The price tag may be another head-turner, but not an especially surprising one. Rumors circulated back in the spring that Salesforce was in talks with ClickSoftware's soon-to-be-former parent Francisco Partners Management, a technology investment firm that bought the software outfit back in 2015 for $438 million. The new valuation would indicate ClickSoftware has grown quite a bit the last few years -- just the type of company Salesforce looks for to add to its own suite of offerings.

Salesforce is no newcomer on the acquisition trail, but its activity in the last couple of years has really ramped up in dramatic fashion. Since the start of 2018, the company has purchased at least 10 companies at a cost of at least $18 billion.

Acquisitions have been diverse and include artificial intelligence start-ups, business-to-business e-commerce, and service software. The price tags have also varied, from the small undisclosed sum likely totaling no more than a couple hundred million dollars to the early 2018 blockbuster takeover of data integration software MuleSoft for $6.5 billion. To an outsider, the takeovers may seem random and lack direction, but there is a well-defined strategy behind the scenes.

Cashing in on digital transformation

Long gone are the days of Salesforce being a niche software provider. Customer relationship management (CRM) is still its largest segment, but digital sales support is now less than a third of the grand total. The service, marketing and commerce, and platform segments are all catching up and growing north of 20% year over year. The increasingly diverse toolset all feeds into the same goal: helping businesses make a "digital transformation," with the customer experience at the heart of that transformation.

Digital transformation is a sweeping term, but it's one that encompasses some $1.8 trillion of the global economy each year. It's a big number, but it's one that will likely keep growing as businesses and organizations continuously update their operations for the 21st century. Thus, it's an area that Salesforce has increasingly focused on, especially given its runaway success in CRM -- an early part of the digital transformation movement.

Benioff and his team have ambitious goals. At the outset of 2019, the stated target was to double annual revenue to $26 billion by 2023 from organic growth alone. Recent events would suggest Salesforce will certainly grow by leaps and bounds due to its new subsidiaries being added to the mix, but a well-developed ecosystem of technology is the key to wooing new customers in today's day and age. Thus, to keep its older segments in high-growth mode for the next few years, it looks like Salesforce is adding new segments to sweeten the deal for prospective customers, not to mention adding the opportunity to cross-sell services to existing customers picked up via acquisition.

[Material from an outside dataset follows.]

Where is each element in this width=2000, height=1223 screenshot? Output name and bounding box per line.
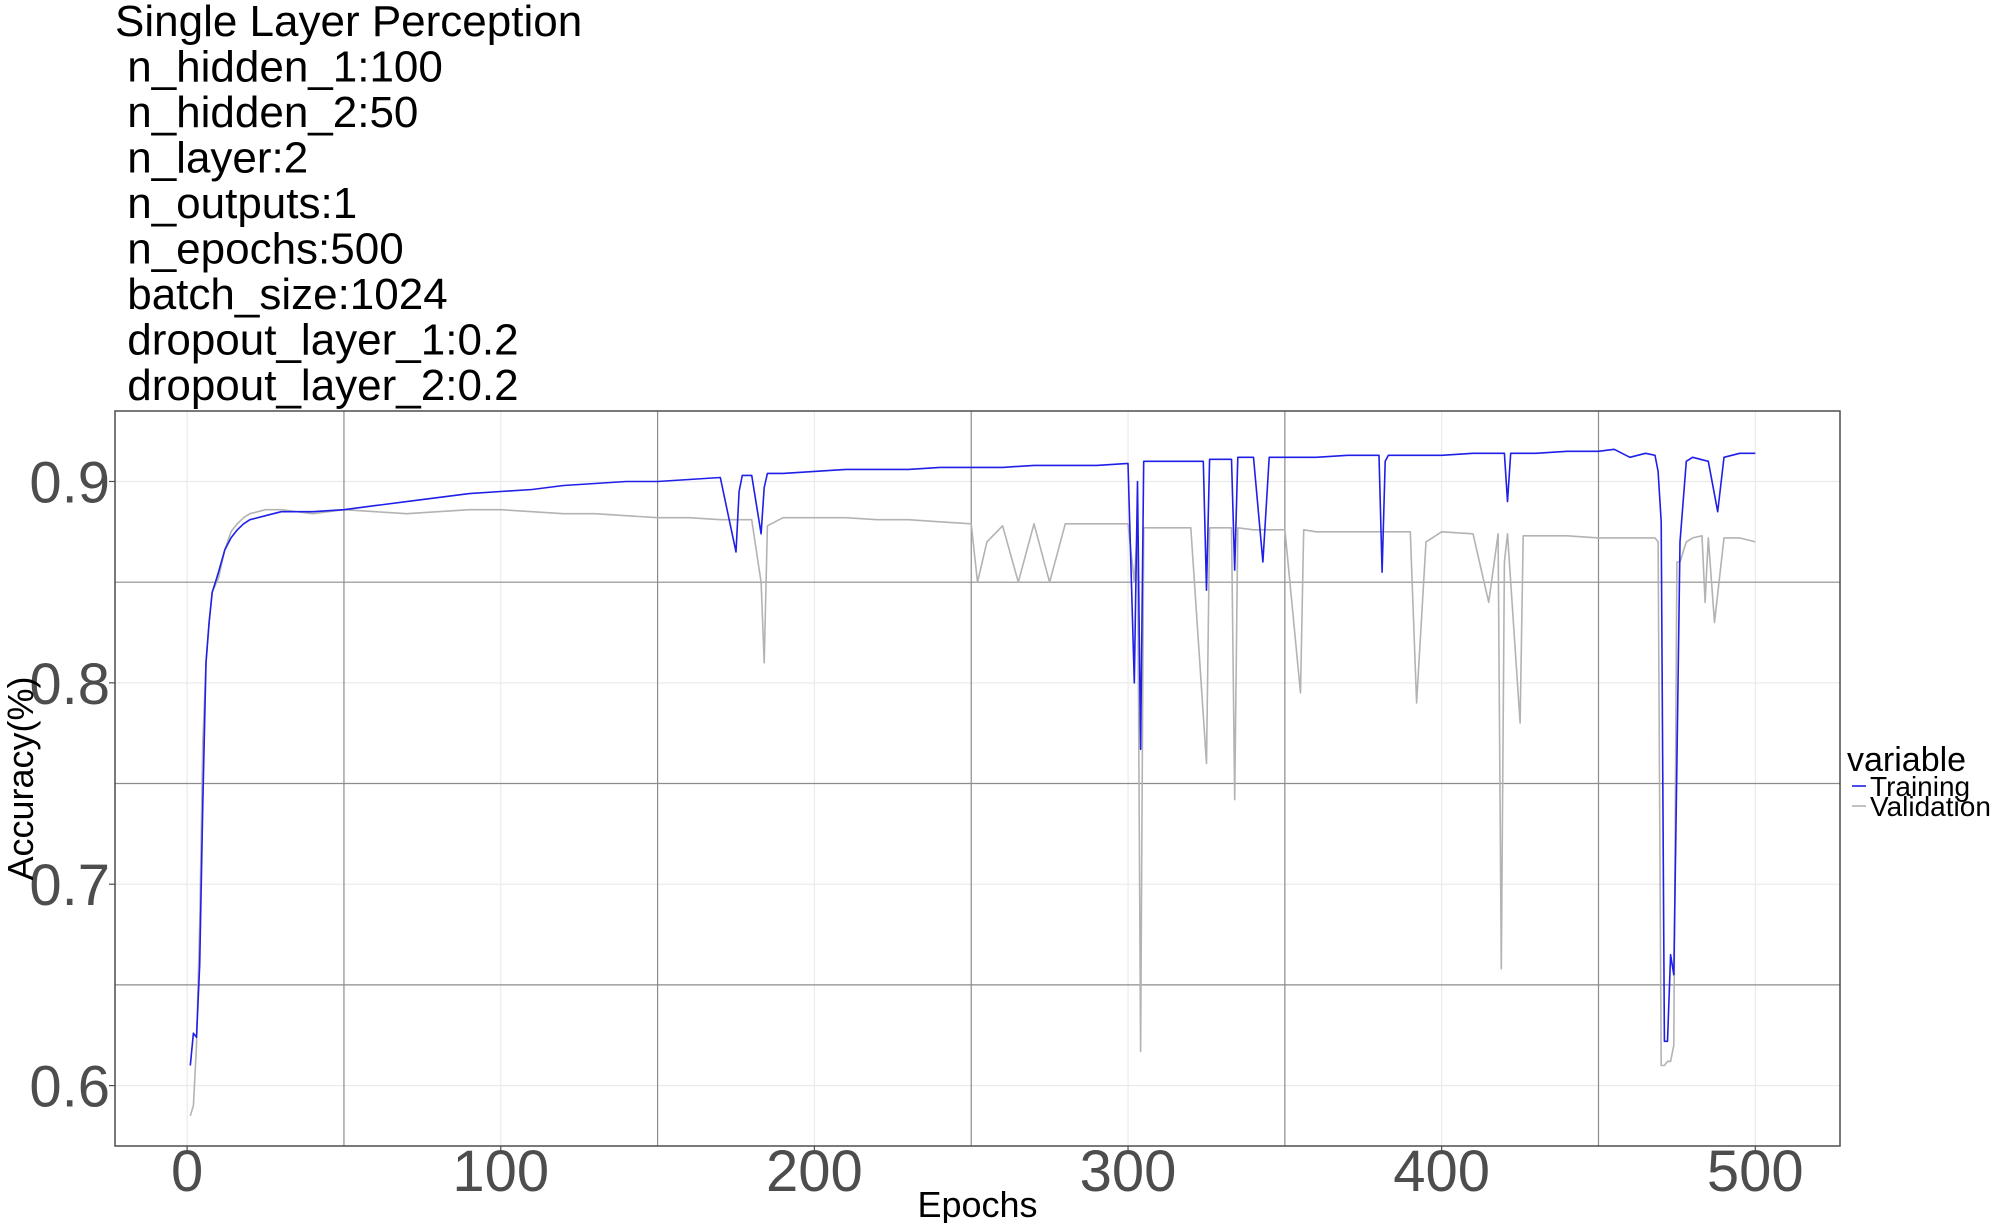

In the interim, though, Salesforce's strategy might set some investors on edge. The price paid for new subsidiary businesses exceeds Salesforce's one-year top-line total. However, maximizing the bottom line isn't the concern yet, even though Salesforce is already one of the world's largest software enterprises. Still, becoming the world's largest is certainly the ultimate goal, and Benioff and friends are aggressively trying to make it happen as the digital economy continues to build momentum. ClickSoftware is just another means to that ultimate end.